Sous ses allures paisibles le campus de schoelcher aurait-il abrité durant des années une machine à détourner les fonds publics ?10 millions d’euros de factures, c’est ce que pourrait avoir à payer aujourd’hui l’Université des Antilles. Une somme astronomique qui serait liée aux activités d’un seul de ses centres d’étude : le Ceregmia.
Durant des années, ses dirigeants Fred Célimène et Kinvi Logossah ont développé une véritable organisation pour s’affranchir des règles de gestion. Des pratiques dénoncées de longue date par plusieurs rapports.

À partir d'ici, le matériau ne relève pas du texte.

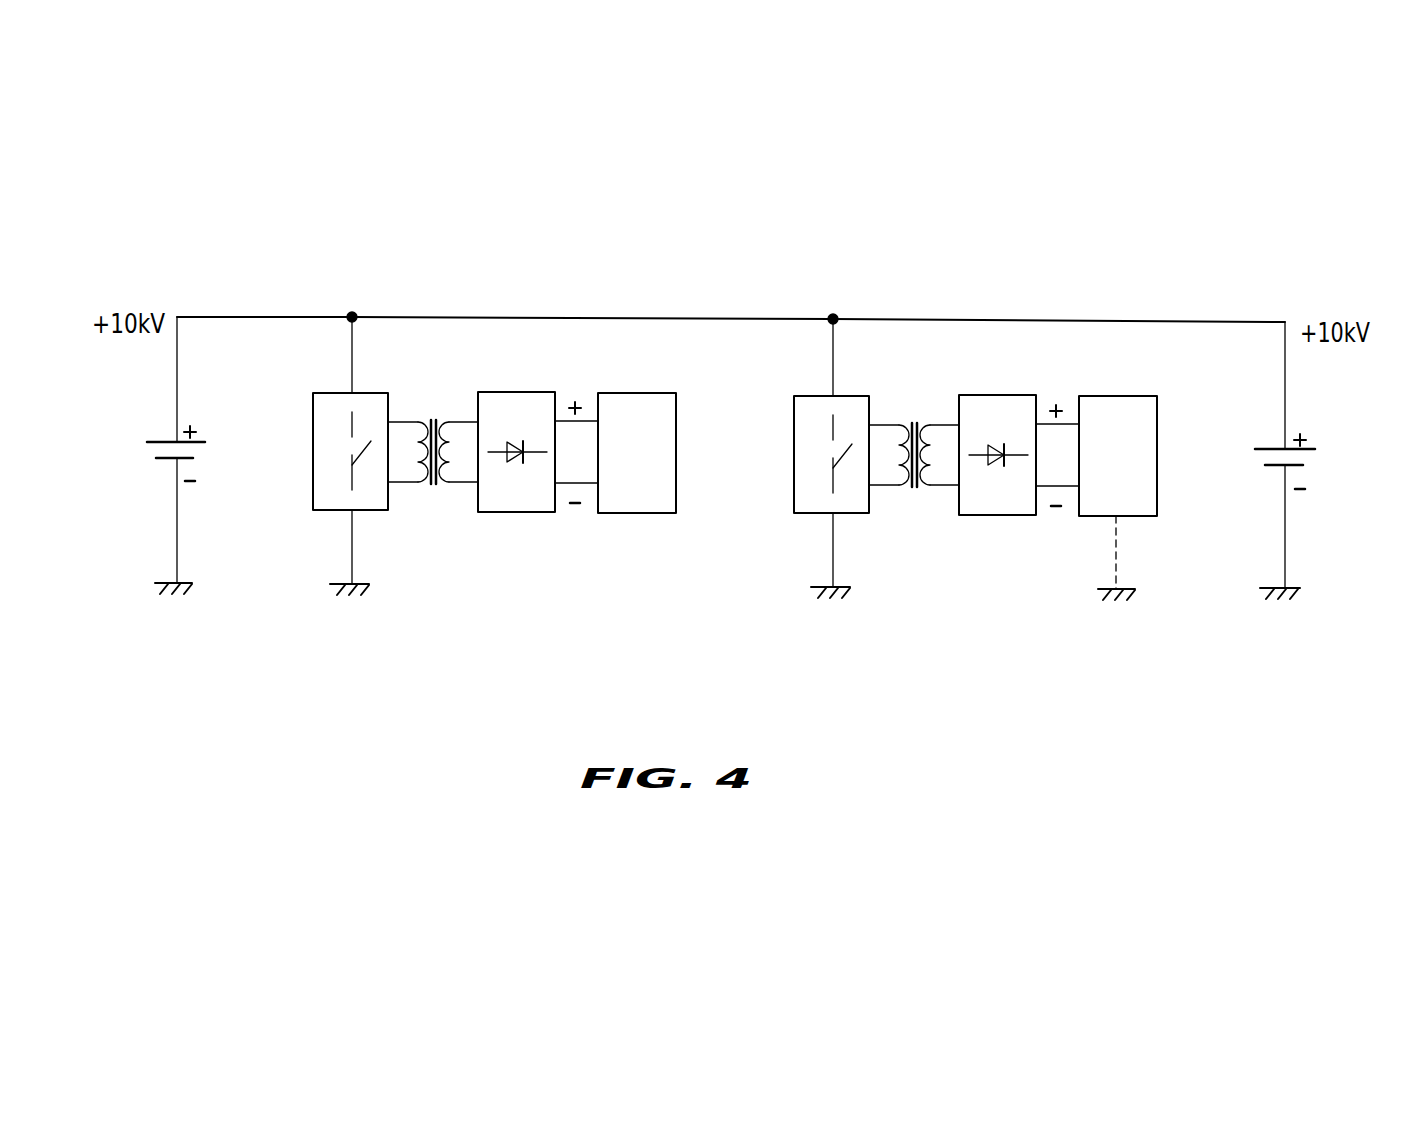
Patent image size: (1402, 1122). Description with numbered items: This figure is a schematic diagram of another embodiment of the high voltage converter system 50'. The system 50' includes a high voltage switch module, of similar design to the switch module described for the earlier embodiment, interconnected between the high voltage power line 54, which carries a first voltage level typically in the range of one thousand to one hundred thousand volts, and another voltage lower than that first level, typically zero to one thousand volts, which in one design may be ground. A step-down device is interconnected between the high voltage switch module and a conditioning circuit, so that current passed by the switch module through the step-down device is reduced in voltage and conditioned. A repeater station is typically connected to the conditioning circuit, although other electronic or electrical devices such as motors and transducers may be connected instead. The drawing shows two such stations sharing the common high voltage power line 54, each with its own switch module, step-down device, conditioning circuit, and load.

The high voltage converter system 50' is at (713, 227).
The high voltage power line 54 is at (886, 318).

Des alertes restées sans suite...
La première alerte c’est Jacqueline Abaul qui la lance. Elle est présidente de l’université en 1998, et déjà à l’époque elle remarque des pratiques douteuses au sein du laboratoire Ceregmia qu’elle tente de canaliser. Jacqueline Abaul tente alors de régler le problème et affirme avoir alerté son ministère de tutelle, sans succès.Depuis cette alerte, trois autres présidents d’université se sont succédés. Ils ont chacun à leur manière tenté d’encadrer le fonctionnement du laboratoire, mais pas suffisamment, selon le rapport conjoint mené par les ministères de l’Éducation et des Finances paru en 2015.
"Le président de l’UAG, tout comme ses deux prédécesseurs (…) ont contribué par leur caution (…) à conforter les pratiques du laboratoire", indique le rapport de l'Inspection Générale de l'Administration de l'Éducation Nationale et de la Recherche (IGAENR).
Une université dans l'université !
Dans les rouages universitaires, il existe des postes clef, comme celui de doyen de faculté. Le doyen a le droit de signer certaines pièces au nom du président. Éric Carpin qui jusqu’à octobre 2015 était doyen de la faculté d’économie, est visé par une plainte pour faux en écriture publique et mandat fictif.Autre poste déterminant, celui du directeur général des services. Le rapport des ministères en cite un. Celui qui a signé sans l’accord de la présidente une convention d’1,2 millions, convention objet d’un épisode rocambolesque de vote puis d'annulation à l’ex Conseil Régional en 2015.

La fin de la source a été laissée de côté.